Thanks all. Yes he knows I wanted to separate. Initially prognosis was very poor — 5 % chance of surviving 5 years, based on general statistics. But because he’s so young for this cancer and the spread is fairly small they’re keeping him on the curative route for now, with radical surgery scheduled for 2 weeks. He’s already had chemo. I’m staying with him for treatment and surgery and recovery, and then more chemo. When he’s finished all that his outlook will still be very uncertain. They say it’s uncharted territory because of his age. So... he might be cured or he might survive only a year or two, that’s why it’s so hard to know what to do. DC are little: 3 & 5. Trying to facilitate what’s best for them too by continuing to live together for now so they can see as much of their Dad as possible, in case he doesn’t make it. But for myself I’m desperate to live separately, though putting it on hold for now.
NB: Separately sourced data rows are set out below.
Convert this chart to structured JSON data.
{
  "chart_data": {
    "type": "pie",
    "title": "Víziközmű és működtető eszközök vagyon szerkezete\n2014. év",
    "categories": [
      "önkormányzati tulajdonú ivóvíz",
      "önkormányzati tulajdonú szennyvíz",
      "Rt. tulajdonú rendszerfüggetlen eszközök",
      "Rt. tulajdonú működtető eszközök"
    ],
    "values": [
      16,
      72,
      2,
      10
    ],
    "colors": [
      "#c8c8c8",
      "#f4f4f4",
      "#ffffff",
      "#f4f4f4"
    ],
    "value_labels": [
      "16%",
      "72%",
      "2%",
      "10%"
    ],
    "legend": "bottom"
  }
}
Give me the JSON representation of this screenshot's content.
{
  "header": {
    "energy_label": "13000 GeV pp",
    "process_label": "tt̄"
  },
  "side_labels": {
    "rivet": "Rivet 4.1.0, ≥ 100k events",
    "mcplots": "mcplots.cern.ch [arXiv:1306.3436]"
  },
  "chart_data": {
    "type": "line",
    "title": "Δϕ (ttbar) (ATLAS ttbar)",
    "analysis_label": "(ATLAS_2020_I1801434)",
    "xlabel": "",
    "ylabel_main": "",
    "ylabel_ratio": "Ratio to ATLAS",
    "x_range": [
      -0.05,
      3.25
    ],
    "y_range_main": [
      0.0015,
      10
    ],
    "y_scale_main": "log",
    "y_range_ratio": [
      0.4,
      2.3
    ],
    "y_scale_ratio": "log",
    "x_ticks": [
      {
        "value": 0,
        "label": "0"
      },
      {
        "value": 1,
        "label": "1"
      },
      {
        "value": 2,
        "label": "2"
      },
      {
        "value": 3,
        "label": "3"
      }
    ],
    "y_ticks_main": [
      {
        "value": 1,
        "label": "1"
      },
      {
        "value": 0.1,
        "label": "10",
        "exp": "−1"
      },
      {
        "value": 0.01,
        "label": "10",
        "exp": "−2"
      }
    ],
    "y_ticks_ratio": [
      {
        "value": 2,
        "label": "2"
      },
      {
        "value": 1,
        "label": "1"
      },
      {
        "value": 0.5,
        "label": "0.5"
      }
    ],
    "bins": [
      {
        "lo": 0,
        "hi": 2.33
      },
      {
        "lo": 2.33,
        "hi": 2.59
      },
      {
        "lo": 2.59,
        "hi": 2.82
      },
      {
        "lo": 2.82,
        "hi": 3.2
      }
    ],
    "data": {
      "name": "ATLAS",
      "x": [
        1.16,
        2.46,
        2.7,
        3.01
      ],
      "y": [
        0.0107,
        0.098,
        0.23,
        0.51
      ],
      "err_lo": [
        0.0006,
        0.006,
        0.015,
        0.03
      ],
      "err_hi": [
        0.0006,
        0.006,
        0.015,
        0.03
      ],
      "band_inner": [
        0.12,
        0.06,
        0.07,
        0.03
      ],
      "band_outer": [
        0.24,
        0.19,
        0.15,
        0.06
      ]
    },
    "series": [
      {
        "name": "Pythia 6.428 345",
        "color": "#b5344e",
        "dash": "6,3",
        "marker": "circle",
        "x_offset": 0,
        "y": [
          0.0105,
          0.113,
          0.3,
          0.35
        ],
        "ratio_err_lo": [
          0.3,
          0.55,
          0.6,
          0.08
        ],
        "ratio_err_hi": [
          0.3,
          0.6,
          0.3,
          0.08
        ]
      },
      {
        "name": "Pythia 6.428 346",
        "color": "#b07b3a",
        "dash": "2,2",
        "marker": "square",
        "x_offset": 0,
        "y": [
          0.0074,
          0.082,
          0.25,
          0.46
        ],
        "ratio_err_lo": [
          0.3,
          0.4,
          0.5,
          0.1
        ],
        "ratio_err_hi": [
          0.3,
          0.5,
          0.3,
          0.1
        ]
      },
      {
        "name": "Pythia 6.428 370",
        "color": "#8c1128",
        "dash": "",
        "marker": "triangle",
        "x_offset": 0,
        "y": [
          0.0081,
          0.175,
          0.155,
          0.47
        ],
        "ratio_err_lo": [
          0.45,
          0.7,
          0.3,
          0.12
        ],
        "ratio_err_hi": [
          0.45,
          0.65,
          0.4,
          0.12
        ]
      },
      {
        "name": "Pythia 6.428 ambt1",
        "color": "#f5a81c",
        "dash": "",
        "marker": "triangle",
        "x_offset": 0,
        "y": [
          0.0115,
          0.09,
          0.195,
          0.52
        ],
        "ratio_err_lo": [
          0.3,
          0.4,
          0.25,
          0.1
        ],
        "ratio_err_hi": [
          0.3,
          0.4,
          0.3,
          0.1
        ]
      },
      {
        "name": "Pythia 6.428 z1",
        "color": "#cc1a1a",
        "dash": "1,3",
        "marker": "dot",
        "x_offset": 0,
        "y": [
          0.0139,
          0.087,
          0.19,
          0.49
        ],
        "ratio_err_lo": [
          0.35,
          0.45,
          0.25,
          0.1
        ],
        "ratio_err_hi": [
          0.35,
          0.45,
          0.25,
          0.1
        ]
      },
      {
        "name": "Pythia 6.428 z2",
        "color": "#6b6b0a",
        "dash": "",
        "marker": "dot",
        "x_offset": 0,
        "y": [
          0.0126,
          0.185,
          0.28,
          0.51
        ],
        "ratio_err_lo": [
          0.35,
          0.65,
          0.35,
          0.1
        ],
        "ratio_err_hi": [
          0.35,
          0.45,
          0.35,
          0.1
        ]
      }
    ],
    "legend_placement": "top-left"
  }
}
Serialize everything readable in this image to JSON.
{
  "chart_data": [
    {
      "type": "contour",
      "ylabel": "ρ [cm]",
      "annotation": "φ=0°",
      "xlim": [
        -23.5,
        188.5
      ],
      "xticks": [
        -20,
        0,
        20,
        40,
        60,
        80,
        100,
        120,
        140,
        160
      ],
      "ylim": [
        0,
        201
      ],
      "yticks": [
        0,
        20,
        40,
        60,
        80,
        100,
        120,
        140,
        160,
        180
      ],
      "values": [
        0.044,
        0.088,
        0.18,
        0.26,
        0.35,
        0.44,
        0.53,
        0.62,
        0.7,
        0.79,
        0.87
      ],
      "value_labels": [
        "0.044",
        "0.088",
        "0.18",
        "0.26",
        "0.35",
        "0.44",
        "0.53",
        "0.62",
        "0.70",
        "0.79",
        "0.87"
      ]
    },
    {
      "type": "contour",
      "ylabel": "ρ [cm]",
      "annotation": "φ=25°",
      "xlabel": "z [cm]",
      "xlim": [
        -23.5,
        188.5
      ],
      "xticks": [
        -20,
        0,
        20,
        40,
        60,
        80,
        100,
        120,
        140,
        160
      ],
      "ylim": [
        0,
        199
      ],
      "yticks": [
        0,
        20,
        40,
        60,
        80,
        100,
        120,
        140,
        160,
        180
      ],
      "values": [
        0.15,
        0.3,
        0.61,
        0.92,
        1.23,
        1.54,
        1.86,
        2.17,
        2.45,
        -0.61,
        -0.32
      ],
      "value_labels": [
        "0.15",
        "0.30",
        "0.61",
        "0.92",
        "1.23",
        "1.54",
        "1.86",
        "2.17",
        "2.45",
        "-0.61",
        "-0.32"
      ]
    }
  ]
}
Emotional strain huge.

OP posts:
AuntieStella · 27/10/2020 20:04

I cannot begin to imagine all the strain of this.

But FWIW I think you are doing the right thing in staying under the same roof for the time being. You can re-evaluate this t each step, post operatively, or after the next rounds of treatment, or at any other point when there is news on his future. He's going to find it tough physically, but also in terms of things like his employment and income, which will have knock on effects on ability to find somewhere else to live.

Prioritising your DC is the right thing to do. They are too young to understand the full impact of a cancer diagnosis but obviously will see that daddy's poorly. You cannot put your life on hold indefinitely, but hanging on in there for a few weeks (until the operation is done, and you know if it was successful, and whether it has revealed more about his condition) will put you in a better position to make the right decisions. To put it bluntly (with apologies if this is too blunt), if their DDad is about to die, you'll have enough on your plate dealing with their bereavement, without adding a separation on top of that. But if his prognosis is a good one, then you can start to make new plans

Newfornow · 29/10/2020 09:14

No guilt tripping intended I promise. I am so very sorry for your circumstances I can not imagine how awful it must be. The marriage may be over but he is still a person you once loved and the father of your children therefore it must be awful.
I haven’t been through this but I know I’d support my husband for my children’s sake. Revisit the separation at a later date. Not saying that’s what you should do.

Febo24 · 29/10/2020 10:41

As above, I agree that staying in support is the right move. Can you find somewhere to get some space though? Maybe a night a week?